Plaintiff sought an award of attorney fees and costs totaling more than $66,000. The district court awarded fees and costs of less than $8,000, finding that all the hours spent on the case after the oral offer of $500 plus fees and costs was rejected were unreasonable. The court reasoned that the attorneys should have known the plaintiff was unlikely to win any actual damages or even the maximum $1,000 in statutory damages under the FDCPA, so they should have recognized that there would have been no benefit in proceeding to trial.
The fee award was reversed on appeal and remanded for further proceedings. The appellate court examined the difference between an oral settlement offer and a Rule 68 offer of judgment. “Rule 68 has provided a clear path for a defendant who wants to reduce the risk of a high fee award, at least under some fee-shifting statutes.” To obtain the benefit of Rule 68, a defendant’s offer must be made in writing and presented to the plaintiff at least 14 days before the date set for trial. Once those requirements are met, Rule 68 applies to bar the prevailing party from recovering any costs incurred after the party rejected the defendant’s offer. In contrast, a non-Rule 68 offer need not be in writing, need not be left open for any particular time, and may be amended at will. “The finality of the agreement that exists when a Rule 68 offer is accepted is simply absent for many non-Rule 68 offers.”

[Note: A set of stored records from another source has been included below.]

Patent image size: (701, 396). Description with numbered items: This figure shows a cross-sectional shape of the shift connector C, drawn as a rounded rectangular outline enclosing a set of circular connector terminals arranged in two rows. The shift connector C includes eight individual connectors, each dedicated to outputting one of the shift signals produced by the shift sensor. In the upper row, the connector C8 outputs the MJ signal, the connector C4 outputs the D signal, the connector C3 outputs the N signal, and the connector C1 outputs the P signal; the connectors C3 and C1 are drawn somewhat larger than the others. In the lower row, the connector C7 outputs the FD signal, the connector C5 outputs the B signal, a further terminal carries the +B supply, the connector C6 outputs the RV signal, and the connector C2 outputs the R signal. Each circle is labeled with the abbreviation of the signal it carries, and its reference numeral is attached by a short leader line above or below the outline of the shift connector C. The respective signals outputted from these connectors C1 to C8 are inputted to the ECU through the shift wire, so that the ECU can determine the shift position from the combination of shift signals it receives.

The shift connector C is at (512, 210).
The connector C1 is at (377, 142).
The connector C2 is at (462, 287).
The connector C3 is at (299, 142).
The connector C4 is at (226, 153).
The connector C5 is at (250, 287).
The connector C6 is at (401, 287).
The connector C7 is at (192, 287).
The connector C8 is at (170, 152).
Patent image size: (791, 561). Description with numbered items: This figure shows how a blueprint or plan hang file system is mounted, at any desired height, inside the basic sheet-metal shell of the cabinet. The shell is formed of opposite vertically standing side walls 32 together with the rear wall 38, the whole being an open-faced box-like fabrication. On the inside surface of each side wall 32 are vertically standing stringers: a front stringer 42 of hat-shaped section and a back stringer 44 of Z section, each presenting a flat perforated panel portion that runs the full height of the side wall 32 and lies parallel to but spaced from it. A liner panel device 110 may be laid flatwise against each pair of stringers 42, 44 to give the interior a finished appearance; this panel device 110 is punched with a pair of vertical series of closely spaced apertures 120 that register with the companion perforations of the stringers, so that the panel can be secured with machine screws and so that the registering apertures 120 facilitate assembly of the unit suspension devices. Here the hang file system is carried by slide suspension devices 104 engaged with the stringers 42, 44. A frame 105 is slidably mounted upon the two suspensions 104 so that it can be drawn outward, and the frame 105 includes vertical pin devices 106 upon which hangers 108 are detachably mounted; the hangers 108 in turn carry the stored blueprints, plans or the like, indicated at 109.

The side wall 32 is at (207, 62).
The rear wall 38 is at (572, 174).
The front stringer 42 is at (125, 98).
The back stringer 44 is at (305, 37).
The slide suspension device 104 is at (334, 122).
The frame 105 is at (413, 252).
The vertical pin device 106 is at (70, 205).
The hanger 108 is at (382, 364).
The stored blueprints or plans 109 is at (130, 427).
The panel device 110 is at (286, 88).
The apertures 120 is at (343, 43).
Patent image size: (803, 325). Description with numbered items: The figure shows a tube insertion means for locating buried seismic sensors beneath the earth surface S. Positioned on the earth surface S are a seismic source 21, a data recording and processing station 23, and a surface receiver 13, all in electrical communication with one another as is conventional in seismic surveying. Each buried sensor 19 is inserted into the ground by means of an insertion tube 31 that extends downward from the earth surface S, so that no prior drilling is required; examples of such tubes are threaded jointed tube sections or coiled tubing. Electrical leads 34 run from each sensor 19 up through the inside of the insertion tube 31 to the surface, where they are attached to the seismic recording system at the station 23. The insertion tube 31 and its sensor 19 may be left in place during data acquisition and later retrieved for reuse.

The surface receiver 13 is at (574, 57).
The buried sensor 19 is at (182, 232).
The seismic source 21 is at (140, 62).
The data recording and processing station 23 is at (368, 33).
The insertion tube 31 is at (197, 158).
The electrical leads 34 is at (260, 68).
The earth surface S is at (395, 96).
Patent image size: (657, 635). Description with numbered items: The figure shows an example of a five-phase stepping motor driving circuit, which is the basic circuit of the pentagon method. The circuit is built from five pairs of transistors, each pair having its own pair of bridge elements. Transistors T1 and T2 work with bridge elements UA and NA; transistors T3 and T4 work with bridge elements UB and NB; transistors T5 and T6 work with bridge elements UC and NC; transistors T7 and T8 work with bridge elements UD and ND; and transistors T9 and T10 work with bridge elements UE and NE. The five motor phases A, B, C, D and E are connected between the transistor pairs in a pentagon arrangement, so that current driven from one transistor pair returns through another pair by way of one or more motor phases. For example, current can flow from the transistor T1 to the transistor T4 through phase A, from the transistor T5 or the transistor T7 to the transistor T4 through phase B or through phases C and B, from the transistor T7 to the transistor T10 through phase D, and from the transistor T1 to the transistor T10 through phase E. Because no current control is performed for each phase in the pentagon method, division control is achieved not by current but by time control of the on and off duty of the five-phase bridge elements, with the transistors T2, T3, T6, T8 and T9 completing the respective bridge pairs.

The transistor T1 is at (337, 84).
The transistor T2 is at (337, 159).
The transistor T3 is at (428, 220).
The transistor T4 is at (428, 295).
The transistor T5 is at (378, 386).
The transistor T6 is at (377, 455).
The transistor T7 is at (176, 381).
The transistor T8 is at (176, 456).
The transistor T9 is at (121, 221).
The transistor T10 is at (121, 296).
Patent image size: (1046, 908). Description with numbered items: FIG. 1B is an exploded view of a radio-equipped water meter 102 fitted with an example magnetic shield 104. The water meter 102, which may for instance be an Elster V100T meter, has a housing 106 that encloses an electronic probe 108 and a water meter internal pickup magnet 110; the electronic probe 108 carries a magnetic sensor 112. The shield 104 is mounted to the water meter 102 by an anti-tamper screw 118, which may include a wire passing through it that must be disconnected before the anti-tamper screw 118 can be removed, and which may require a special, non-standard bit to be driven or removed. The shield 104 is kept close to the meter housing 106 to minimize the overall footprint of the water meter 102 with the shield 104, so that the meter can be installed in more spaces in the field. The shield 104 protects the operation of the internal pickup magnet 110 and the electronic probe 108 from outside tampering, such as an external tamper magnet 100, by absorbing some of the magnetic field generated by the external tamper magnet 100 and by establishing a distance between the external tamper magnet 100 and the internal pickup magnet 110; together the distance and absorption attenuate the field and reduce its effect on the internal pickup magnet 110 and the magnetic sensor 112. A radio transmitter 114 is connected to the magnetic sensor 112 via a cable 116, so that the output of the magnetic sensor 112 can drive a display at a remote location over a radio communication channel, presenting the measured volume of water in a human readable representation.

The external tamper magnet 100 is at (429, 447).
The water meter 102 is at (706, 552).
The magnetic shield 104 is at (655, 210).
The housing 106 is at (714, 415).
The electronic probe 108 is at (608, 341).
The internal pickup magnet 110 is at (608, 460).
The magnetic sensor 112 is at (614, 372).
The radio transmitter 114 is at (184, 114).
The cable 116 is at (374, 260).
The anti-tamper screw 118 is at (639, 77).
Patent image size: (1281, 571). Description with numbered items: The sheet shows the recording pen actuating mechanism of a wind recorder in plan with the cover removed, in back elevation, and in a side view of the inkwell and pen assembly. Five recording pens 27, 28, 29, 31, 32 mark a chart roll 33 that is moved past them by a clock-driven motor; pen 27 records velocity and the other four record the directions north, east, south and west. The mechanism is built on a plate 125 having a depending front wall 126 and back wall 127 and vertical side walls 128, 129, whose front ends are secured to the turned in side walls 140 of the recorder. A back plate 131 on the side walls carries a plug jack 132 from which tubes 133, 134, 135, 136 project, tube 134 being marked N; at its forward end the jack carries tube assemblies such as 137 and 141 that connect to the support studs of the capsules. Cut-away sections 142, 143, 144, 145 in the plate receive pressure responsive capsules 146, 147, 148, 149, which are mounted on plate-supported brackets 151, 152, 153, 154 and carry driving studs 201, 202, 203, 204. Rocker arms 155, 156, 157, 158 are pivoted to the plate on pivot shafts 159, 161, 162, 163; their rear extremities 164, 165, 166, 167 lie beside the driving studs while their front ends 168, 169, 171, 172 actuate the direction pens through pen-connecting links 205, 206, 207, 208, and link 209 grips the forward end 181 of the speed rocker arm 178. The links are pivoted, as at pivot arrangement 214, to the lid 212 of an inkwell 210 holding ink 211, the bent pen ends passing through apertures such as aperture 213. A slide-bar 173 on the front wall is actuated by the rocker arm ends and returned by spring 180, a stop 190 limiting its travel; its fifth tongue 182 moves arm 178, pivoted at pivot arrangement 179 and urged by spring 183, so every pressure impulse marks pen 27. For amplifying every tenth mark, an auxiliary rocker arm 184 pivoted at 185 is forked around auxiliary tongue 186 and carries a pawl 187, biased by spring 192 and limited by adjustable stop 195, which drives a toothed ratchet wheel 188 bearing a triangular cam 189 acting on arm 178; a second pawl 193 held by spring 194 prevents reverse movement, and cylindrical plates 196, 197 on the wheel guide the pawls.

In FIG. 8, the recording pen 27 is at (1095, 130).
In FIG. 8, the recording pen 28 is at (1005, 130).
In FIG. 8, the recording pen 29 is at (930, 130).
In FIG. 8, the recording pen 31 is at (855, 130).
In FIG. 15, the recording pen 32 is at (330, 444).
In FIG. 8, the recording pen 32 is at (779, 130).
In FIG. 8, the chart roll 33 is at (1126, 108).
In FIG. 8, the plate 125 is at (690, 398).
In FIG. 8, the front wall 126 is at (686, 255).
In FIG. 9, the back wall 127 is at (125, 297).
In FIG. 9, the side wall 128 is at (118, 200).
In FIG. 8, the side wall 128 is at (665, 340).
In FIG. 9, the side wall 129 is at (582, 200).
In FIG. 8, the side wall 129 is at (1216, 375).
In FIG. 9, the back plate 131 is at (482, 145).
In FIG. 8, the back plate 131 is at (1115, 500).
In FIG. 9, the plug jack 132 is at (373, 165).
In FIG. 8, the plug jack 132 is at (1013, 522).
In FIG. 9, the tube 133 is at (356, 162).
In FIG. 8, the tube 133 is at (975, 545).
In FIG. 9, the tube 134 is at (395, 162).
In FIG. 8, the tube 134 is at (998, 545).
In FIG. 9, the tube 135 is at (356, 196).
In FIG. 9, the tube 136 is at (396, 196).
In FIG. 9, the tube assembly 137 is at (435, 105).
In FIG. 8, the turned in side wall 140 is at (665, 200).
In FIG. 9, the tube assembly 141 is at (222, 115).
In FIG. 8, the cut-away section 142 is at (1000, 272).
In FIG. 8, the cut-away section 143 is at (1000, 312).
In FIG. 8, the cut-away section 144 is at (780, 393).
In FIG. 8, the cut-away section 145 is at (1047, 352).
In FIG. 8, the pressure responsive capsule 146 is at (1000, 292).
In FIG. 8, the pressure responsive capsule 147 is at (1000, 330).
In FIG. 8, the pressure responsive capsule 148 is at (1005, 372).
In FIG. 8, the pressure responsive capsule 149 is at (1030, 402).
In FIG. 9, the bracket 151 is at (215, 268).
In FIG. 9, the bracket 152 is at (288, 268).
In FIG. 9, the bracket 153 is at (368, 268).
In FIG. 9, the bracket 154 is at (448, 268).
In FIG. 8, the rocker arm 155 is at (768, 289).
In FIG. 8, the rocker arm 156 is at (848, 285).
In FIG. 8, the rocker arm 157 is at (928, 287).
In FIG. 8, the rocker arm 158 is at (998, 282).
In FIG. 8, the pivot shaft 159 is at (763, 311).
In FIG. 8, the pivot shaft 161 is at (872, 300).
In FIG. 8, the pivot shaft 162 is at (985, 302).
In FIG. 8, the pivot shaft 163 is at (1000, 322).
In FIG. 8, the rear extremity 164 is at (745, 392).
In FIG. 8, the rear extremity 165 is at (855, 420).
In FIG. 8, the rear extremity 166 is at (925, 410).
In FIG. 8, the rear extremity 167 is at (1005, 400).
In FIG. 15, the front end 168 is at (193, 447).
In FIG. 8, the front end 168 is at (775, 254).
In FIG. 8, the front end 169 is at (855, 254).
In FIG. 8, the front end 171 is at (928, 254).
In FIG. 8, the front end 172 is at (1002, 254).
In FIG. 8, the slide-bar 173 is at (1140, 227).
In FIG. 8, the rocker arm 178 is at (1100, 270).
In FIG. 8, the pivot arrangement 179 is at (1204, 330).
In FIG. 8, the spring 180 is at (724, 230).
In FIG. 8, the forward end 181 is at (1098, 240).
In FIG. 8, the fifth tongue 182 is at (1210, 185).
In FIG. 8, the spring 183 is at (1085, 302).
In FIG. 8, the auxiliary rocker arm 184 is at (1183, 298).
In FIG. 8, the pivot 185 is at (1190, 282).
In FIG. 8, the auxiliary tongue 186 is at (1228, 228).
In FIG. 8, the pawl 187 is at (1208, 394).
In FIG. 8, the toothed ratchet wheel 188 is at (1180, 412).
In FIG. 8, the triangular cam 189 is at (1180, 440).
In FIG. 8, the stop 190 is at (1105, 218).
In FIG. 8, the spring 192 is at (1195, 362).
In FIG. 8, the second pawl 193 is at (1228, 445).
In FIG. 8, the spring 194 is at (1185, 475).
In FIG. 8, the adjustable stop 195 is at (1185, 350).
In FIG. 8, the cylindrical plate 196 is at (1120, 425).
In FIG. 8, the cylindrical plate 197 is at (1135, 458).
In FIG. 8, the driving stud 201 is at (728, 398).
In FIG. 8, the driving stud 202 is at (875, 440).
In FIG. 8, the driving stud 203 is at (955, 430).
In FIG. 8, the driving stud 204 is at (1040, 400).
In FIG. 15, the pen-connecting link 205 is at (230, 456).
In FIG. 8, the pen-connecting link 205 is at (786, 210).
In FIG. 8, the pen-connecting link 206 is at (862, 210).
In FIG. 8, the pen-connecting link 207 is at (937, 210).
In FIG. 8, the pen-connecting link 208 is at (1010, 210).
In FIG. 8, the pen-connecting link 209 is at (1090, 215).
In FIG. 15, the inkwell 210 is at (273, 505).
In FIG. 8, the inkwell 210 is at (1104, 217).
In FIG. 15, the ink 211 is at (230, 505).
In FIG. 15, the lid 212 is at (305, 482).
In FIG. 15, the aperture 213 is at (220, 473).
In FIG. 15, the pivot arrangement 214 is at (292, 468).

Even though the fee award was not based on the debt collector’s Rule 68 offer of judgment, the rule’s procedures and protections provide guidance for courts to consider whether and how a rejected settlement offer should affect an attorney fee award to a prevailing plaintiff. The Court clarified that a court must consider several factors when setting a reasonable attorney fee, including the rejection of a substantial settlement offer. But the rejection of that offer, especially if it is not a Rule 68 offer of judgment, should not be the sole fact that determines the fee award.
Rather, courts should consider the totality of the circumstances and focus on whether the lodestar reflects the unique facts of the case or whether it should be adjusted up or down to better account for those facts. Permitting courts to deny fees for all post-offer work solely because a party rejected a non-Rule 68 offer without considering such circumstances of the case, would give defendants the benefit of Rule 68 without providing any of the key safeguards that protect a plaintiff considering a Rule 68 offer. Courts should consider the proportionality between the amount of damages the plaintiff recovered and the fee award as a factor when deciding to adjust the lodestar amount. However, the fee awards should not be linked mechanically to a plaintiff’s damages award. “Congress’s goal of using attorney fee awards as an incentive for plaintiffs to bring actions enforcing the rights of the public, like those under the FDCPA, is greatly undermined if courts apply a strict proportionality analysis that fails to account for the remedial policies that such fee awards to private attorneys general are designed to promote.”
The Court observed there was a way for defendant to obtain the benefits of Rule 68 as to the $500 offer: make a firm offer in writing, leaving it open for 14 days. If defendant had done that, if plaintiff had rejected that firm offer, and if the district court had given decisive weight to that rejection, the denial of all post-offer fees would have been an appropriate exercise of discretion for fee awards under the FDCPA. But giving such decisive weight to an oral offer of settlement was not fair. The fee award was therefore vacated and remanded.